Extolling the cause of Irish art abroad, Lane also becomes one of the foremost collectors and dealers of Impressionist paintings in Europe, and amongst those works purchased by him for the new gallery are La Musique aux Tuileries by Édouard Manet, Sur la Plage by Edgar Degas, Les Parapluies by Pierre-Auguste Renoir, and La Cheminée by Jean-Édouard Vuillard.

The Municipal Gallery of Modern Art opens in January 1908 in temporary premises in Harcourt Street, Dublin. Lane hopes that Dublin Corporation will run it, but the corporation is unsure if it will be financially viable. Lane does not live to see his gallery permanently located as he dies on May 7, 1915, during the sinking of the RMS Lusitania off the west coast of Cork. The gallery, extended in 2005, is now in Parnell Square in central Dublin.

For his “services to art” in Ireland, Lane is knighted in June 1909 at the comparatively young age of 33.
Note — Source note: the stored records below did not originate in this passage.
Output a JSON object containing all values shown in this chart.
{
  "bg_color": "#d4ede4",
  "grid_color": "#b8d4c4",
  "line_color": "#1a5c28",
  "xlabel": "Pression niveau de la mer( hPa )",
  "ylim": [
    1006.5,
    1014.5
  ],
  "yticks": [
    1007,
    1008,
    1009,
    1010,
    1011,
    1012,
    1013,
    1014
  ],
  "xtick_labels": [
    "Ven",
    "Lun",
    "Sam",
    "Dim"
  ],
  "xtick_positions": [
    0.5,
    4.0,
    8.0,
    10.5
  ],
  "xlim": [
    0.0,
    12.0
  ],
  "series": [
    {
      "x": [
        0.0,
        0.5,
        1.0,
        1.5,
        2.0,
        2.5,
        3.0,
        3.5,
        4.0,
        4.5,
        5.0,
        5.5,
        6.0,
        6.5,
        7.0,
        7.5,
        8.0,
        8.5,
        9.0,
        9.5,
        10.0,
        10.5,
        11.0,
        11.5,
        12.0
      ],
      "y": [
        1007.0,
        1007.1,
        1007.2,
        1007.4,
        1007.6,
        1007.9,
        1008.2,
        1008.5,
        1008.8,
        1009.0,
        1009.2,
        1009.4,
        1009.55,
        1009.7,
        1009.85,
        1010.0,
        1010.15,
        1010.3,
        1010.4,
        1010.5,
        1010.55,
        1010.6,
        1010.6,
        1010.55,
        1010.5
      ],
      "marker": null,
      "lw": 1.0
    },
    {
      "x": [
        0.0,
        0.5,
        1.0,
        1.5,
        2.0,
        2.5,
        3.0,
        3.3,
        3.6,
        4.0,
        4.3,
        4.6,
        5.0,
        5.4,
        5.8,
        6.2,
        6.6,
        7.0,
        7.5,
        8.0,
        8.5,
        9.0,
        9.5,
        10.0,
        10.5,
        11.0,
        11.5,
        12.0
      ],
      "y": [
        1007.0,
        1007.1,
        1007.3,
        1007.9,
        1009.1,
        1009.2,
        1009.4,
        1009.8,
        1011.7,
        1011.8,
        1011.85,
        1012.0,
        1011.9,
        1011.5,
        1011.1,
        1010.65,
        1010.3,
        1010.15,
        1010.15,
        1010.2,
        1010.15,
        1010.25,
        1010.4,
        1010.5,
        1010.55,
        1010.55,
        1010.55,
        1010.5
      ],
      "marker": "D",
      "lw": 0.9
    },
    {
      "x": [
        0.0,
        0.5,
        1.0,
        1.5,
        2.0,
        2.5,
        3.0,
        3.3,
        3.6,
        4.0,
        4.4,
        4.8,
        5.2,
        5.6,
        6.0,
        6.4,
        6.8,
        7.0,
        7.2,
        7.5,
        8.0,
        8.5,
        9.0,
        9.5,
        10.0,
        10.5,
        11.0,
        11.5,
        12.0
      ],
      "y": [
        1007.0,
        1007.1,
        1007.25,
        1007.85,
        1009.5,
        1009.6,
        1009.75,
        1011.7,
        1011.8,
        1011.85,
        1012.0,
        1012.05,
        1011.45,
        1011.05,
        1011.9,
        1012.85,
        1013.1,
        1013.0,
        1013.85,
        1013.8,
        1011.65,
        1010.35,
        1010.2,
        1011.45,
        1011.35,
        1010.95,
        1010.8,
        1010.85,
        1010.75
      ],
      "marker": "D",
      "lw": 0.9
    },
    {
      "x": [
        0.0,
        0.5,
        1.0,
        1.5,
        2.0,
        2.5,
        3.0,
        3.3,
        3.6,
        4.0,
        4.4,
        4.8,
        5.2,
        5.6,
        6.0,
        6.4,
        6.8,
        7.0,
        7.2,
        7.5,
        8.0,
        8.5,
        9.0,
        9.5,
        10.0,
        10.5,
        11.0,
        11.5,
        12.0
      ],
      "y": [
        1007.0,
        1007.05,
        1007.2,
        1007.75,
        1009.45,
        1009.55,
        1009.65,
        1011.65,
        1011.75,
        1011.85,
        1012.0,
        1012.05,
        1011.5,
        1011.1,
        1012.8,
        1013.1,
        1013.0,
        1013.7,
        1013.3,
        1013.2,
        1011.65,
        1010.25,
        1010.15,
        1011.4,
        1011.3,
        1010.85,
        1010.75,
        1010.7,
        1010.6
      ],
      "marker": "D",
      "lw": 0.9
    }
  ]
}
Following his death, Lane’s will bequeaths his collection to London, but an unwitnessed later codicil bequeaths it to Dublin. Having possession, London’s National Gallery does not recognise the codicil. At the request of Lane’s aunt, Lady Gregory, W.T. Cosgrave, leader of the Irish Government unsuccessfully approaches Ramsay MacDonald on the matter in 1929. When John A. Costello becomes Taoiseach in 1948, he initiates further negotiations with the government of the United Kingdom, eventually leading to a compromise in 1959, under Taoiseach Seán Lemass, whereby half of the Lane Bequest will be loaned and shown in Dublin every five years. In 1993 the agreement is varied so that 31 of the 39 paintings would stay in Ireland. The remaining 8 are divided into two groups, so that four would be loaned for six years at a time to Dublin. In 2008, The National Gallery in London arranges for the entire collection to be on display in Dublin together for the first time.